MyEclipse for WebSphere includes server connectors that support WebSphere Portal server versions 6.1 through 8.x. After you configure WebSphere Portal server, it is available in the Servers view along with other servers.  

portal_connector
Configured WebSphere Portal server in Servers view

Configure the WebSphere Portal like other WebSphere connectors. There are a few fields specific to portal servers to pay attention to. The most important are the portal server home directory, the portal server-specific profile, and the server name that specifies the WebSphere_Portal server. WebSphere Portal server also requires a username and password to operate, so those details must be provided, as well.

wps_configuration
WebSphere Portal server configuration

2. Adding JSR WebSphere Portal Support to a Web Project

To develop applications for deployment to WebSphere Portal, you need to add JSR Portlets facets to your web project. Add this support by selecting the project and choosing MyEclipse>Project Facets>Install JSR Portlets Facet. 

addPortletCapabilities
Adding portlet capabilities to a web project

For WebSphere Portal 7 or 8, choose JSR 286. Select your WebSphere Portal version from the Target runtime drop-down.

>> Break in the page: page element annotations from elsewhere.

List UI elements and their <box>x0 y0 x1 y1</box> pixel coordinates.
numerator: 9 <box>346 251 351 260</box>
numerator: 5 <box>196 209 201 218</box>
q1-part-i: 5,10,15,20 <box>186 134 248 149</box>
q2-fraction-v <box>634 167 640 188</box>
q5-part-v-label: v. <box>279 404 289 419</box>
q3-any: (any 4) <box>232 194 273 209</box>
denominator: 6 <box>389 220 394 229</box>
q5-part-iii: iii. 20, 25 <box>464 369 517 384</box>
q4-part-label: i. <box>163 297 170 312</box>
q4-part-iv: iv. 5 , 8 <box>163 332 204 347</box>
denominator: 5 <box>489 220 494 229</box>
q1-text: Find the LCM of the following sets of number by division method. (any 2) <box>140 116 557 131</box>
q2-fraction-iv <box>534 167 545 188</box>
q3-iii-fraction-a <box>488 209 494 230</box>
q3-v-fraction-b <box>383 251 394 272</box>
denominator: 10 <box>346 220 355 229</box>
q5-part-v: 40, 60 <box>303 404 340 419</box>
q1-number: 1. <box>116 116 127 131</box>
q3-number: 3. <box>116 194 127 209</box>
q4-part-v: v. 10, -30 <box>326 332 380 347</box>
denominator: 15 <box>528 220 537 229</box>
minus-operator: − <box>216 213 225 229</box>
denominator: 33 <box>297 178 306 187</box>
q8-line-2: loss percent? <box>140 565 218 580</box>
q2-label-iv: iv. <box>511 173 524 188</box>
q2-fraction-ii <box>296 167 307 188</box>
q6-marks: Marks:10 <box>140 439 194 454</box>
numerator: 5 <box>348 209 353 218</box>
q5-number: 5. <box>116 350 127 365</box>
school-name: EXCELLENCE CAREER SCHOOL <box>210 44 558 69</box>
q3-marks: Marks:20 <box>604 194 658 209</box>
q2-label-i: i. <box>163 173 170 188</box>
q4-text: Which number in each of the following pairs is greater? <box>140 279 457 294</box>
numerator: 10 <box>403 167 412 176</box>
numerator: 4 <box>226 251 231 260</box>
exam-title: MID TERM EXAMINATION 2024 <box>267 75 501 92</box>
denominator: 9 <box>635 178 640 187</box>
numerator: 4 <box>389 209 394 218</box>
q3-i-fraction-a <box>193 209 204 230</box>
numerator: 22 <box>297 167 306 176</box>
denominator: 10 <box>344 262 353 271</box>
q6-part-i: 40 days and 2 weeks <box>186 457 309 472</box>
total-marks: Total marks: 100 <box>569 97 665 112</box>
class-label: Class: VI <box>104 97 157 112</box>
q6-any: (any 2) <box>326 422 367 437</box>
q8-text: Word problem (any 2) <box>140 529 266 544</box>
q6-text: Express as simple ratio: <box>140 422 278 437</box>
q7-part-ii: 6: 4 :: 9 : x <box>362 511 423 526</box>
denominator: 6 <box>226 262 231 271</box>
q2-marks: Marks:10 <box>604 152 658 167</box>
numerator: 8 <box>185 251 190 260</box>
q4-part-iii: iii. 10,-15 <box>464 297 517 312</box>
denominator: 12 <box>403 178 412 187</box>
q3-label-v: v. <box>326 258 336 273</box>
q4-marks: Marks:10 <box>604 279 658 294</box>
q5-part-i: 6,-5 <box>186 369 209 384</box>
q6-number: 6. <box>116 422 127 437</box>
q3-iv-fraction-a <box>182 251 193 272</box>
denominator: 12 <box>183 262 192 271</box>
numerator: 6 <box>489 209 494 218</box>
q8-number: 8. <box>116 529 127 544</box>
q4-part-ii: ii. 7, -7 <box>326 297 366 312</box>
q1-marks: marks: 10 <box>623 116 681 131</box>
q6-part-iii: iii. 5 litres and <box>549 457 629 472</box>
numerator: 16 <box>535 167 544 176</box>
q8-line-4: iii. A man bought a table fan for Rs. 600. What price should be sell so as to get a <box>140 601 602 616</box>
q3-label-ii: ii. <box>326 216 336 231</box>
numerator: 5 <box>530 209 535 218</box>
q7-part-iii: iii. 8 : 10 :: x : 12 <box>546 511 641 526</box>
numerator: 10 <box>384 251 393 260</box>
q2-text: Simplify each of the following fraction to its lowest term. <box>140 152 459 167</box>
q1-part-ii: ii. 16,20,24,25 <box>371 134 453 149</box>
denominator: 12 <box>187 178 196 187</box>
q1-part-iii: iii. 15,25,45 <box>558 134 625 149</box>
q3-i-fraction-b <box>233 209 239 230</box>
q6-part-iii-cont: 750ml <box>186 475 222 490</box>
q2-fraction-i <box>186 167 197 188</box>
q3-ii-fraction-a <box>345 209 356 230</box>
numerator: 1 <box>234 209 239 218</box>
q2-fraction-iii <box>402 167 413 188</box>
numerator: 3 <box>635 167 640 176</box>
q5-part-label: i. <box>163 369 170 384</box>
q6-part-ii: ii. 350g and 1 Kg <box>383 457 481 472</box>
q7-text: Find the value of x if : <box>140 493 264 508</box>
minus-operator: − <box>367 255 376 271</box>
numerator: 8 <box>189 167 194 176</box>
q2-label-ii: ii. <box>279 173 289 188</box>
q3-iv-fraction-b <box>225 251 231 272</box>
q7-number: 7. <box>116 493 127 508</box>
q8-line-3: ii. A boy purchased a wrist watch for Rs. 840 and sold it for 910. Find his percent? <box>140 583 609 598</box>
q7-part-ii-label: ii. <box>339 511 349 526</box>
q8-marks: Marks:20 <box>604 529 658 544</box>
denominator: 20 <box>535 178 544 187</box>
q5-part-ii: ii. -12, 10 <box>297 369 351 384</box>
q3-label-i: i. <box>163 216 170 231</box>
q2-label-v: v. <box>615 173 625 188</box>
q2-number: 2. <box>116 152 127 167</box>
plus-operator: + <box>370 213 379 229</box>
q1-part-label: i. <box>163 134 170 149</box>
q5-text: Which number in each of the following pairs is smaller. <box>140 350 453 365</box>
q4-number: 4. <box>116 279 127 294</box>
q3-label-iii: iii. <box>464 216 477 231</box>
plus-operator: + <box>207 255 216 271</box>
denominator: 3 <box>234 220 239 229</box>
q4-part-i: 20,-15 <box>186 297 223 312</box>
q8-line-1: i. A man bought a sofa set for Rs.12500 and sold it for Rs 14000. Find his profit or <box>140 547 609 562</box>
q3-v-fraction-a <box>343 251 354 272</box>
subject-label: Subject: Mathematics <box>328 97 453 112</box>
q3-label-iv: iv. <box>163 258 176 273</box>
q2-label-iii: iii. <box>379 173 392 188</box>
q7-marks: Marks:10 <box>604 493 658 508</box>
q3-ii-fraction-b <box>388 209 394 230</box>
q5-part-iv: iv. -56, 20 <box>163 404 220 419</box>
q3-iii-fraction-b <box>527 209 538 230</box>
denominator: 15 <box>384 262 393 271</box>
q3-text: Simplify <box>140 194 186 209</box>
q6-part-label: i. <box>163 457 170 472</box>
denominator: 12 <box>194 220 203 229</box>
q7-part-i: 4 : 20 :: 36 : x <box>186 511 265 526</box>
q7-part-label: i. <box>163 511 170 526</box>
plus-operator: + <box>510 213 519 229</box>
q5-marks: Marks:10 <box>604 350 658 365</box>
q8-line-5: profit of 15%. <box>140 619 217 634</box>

Note: For WebSphere Portal 7.0, your Web project must use the Web 2.5 specification, rather than Web 3.0. WebSphere Portal 8.0 supports Web 3.0.

addPortletCapabilitiesWindow
Adding the Portlet facet

When you click Finish, the project is ready to support JSR Portlet development that can be deployed to WebSphere Portal server.

3. WebSphere Portal Deployment Support

After you have a portlet application configured for WebSphere Portal 7.0 or 8.0 and have added a few JSR 286 style portlets to the project, you are ready to deploy them to WebSphere Portal server. The only restriction on deployment is that the portal server must be running (online) for portal engine deployment to occur.

deploy_portal_proj
Deploying a project to WebSphere Portal server

During deployment, the application is deployed as a normal Java EE Web Application to the WebSphere app server running the portal engine. At the end of this “normal” deployment, if MyEclipse detects that you have portlets support added to your project, a special WebSphere portal engine deployment will take place transparently. 

The same thing occurs with undeployment. When you remove the Java EE web application deployment, if MyEclipse detects that your project is a portlet project, it will undeploy all the portlets from the WebSphere Portal server.

4. WebSphere Portal Configuration Overview

After you deploy your project to WebSphere Portal 7.0 or 8.0 server, you can search for the deployed web application on the Administration>Portlet Management>Web Modules page.

wps_portal_admin
Viewing the deployed web application

Any portlets defined in your web application are registered with the portal server. Those portlets are available on the Portlets page if you search for them by name. 

portlet_search
Portlet search

After you find a portlet, it can be added to a portal page with the click of a button.

portal_deploy5
Adding a portlet to the page

After the portlet is running on the portal server page, it acts like a normal Java EE web application running on a server. If the server is in debug mode, normal developmental features like Java and JSP debugging, hot-swap, and hot-sync debugging are available.